Upland wetlands of the New England Tablelands and the Monaro Plateau

Department of the Environment and Heritage, 2005

Threatened species and ecological communities information sheet

About the fact sheet

The Upland Wetlands of the New England Tablelands and the Monaro Plateau are wetlands that are not connected to rivers or streams. Instead, they occur in depressions in the landscape. The persistence of the wetlands throughout the year depends on the depth of the depression in which they occur, the depth of water in the wetland, the catchment area supplying the wetland with water, rainfall patterns, and past and current disturbances. For this reason, the Upland Wetlands can occur as near permanent (rarely dry), intermittent (often seasonally dry) or ephemeral (only occasionally full) wetlands.

The vegetation of the Upland Wetlands ranges from dense sedgeland to grassland. Around deep lagoons or lakes the vegetation occurs on the shores and in the shallower reaches, while shallow or dry-wetlands may have sedges and grasses extending all the way across.
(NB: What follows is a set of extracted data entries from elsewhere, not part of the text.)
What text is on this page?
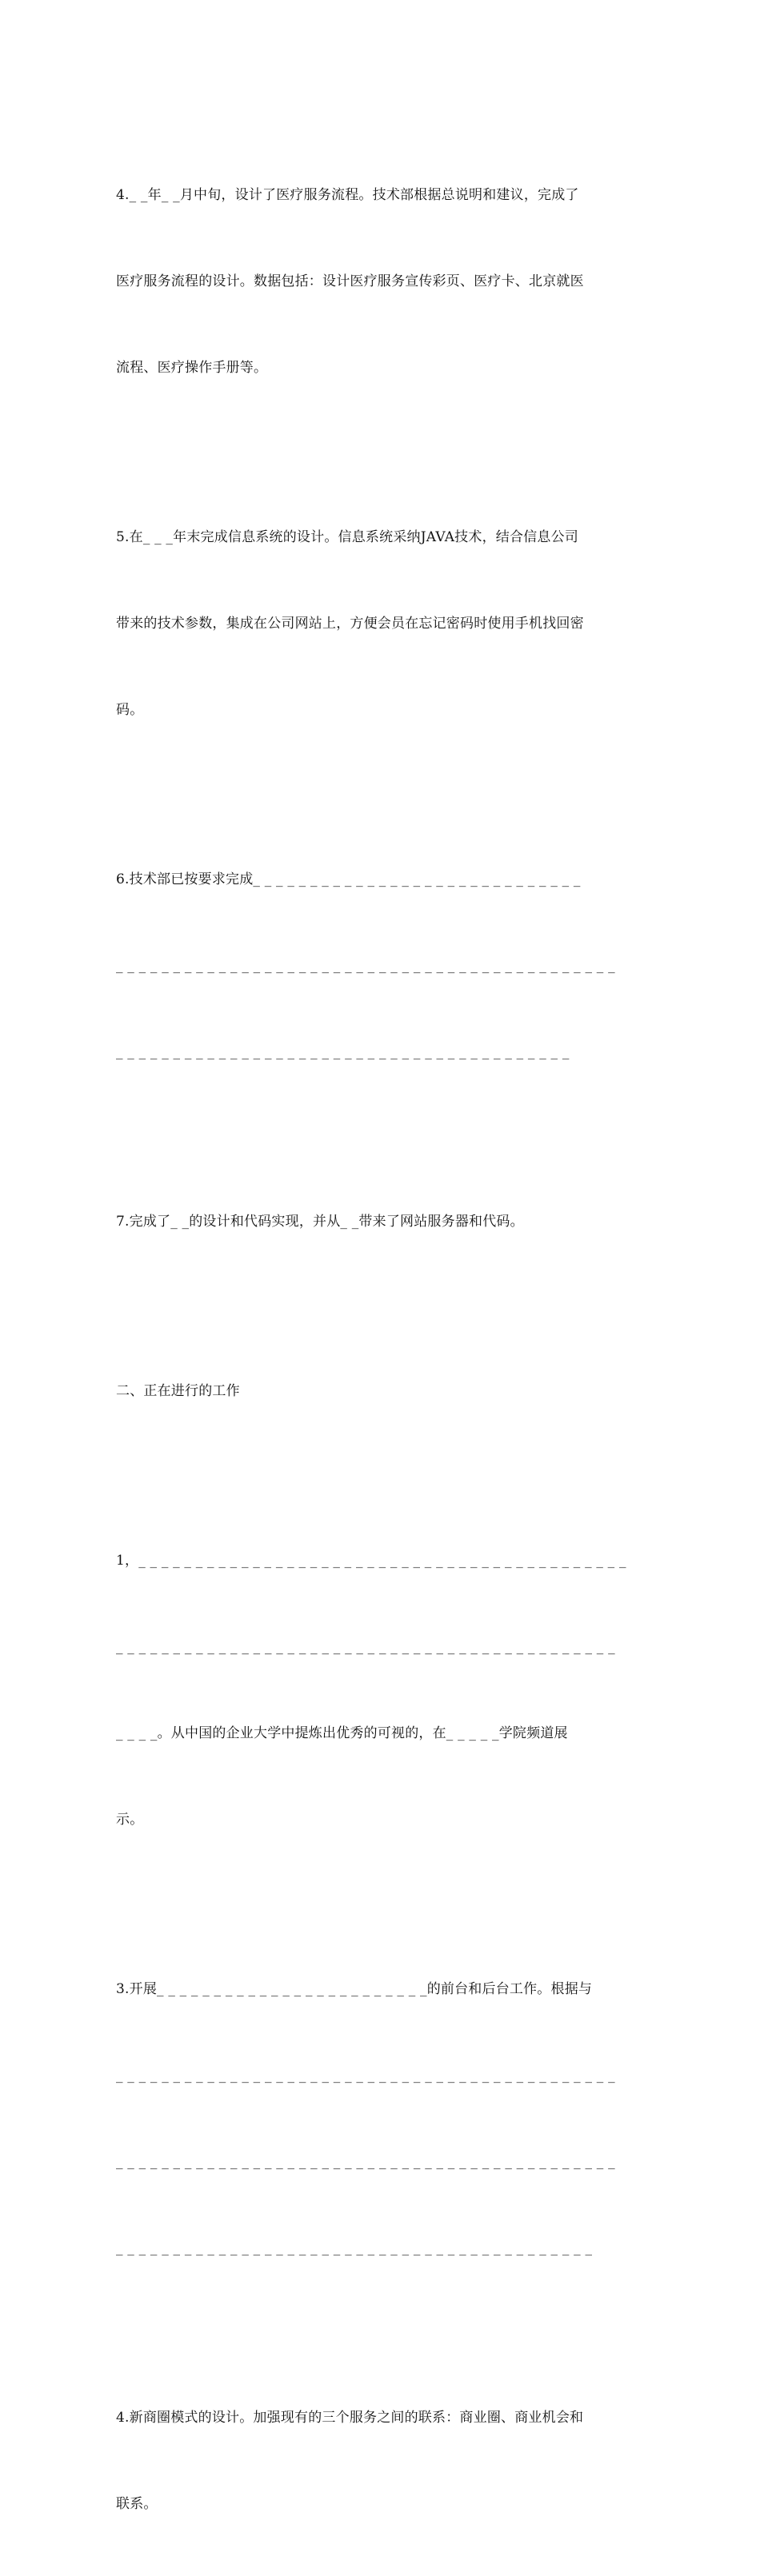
4._ _年_ _月中旬，设计了医疗服务流程。技术部根据总说明和建议，完成了

医疗服务流程的设计。数据包括：设计医疗服务宣传彩页、医疗卡、北京就医

流程、医疗操作手册等。

5.在_ _ _年末完成信息系统的设计。信息系统采纳JAVA技术，结合信息公司

带来的技术参数，集成在公司网站上，方便会员在忘记密码时使用手机找回密

码。

6.技术部已按要求完成_ _ _ _ _ _ _ _ _ _ _ _ _ _ _ _ _ _ _ _ _ _ _ _ _ _ _ _ _

_ _ _ _ _ _ _ _ _ _ _ _ _ _ _ _ _ _ _ _ _ _ _ _ _ _ _ _ _ _ _ _ _ _ _ _ _ _ _ _ _ _ _ _

_ _ _ _ _ _ _ _ _ _ _ _ _ _ _ _ _ _ _ _ _ _ _ _ _ _ _ _ _ _ _ _ _ _ _ _ _ _ _ _

7.完成了_ _的设计和代码实现，并从_ _带来了网站服务器和代码。

二、正在进行的工作

1，_ _ _ _ _ _ _ _ _ _ _ _ _ _ _ _ _ _ _ _ _ _ _ _ _ _ _ _ _ _ _ _ _ _ _ _ _ _ _ _ _ _ _

_ _ _ _ _ _ _ _ _ _ _ _ _ _ _ _ _ _ _ _ _ _ _ _ _ _ _ _ _ _ _ _ _ _ _ _ _ _ _ _ _ _ _ _

_ _ _ _。从中国的企业大学中提炼出优秀的可视的，在_ _ _ _ _学院频道展

示。

3.开展_ _ _ _ _ _ _ _ _ _ _ _ _ _ _ _ _ _ _ _ _ _ _ _的前台和后台工作。根据与

_ _ _ _ _ _ _ _ _ _ _ _ _ _ _ _ _ _ _ _ _ _ _ _ _ _ _ _ _ _ _ _ _ _ _ _ _ _ _ _ _ _ _ _

_ _ _ _ _ _ _ _ _ _ _ _ _ _ _ _ _ _ _ _ _ _ _ _ _ _ _ _ _ _ _ _ _ _ _ _ _ _ _ _ _ _ _ _

_ _ _ _ _ _ _ _ _ _ _ _ _ _ _ _ _ _ _ _ _ _ _ _ _ _ _ _ _ _ _ _ _ _ _ _ _ _ _ _ _ _

4.新商圈模式的设计。加强现有的三个服务之间的联系：商业圈、商业机会和

联系。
The main characteristics of the Upland Wetlands are:

  • they occur in deep depressions in the landscape between 700 to 1400m above sea level;
  • most of the wetlands occur on basalt-derived soils, the remainder occur on soils derived from other rock types such as granite or silcrete;
  • they support a range of vegetation such as water plants, sedges, forbs and grasses; and
  • there are no shrub or tree species that occur naturally within these wetlands, though shrubs and trees in areas surrounding the wetlands can play an important role in controlling run-off and buffering impacts.

The listed ecological community does not include created farm or domestic water storage dams.

In general, ephemeral wetlands have been more heavily degraded than the intermittent or near permanent wetlands, and some are now so degraded that they are no longer part of the listed ecological community. These excluded wetlands are those ephemeral wetlands that have low native species richness (fewer than seven species in total, including both wet and dry conditions) and/or that have introduced species making up more than 50% of plant cover present on average.

A variety of plants and animals make their homes in the Upland Wetlands, including migratory birds such as Latham's Snipe, frogs such as the Brown Toadlet and Peron's Tree Frog, and reptiles like the Eastern Long-necked Turtle. The wetlands also play important ecological and hydrological roles in the environment.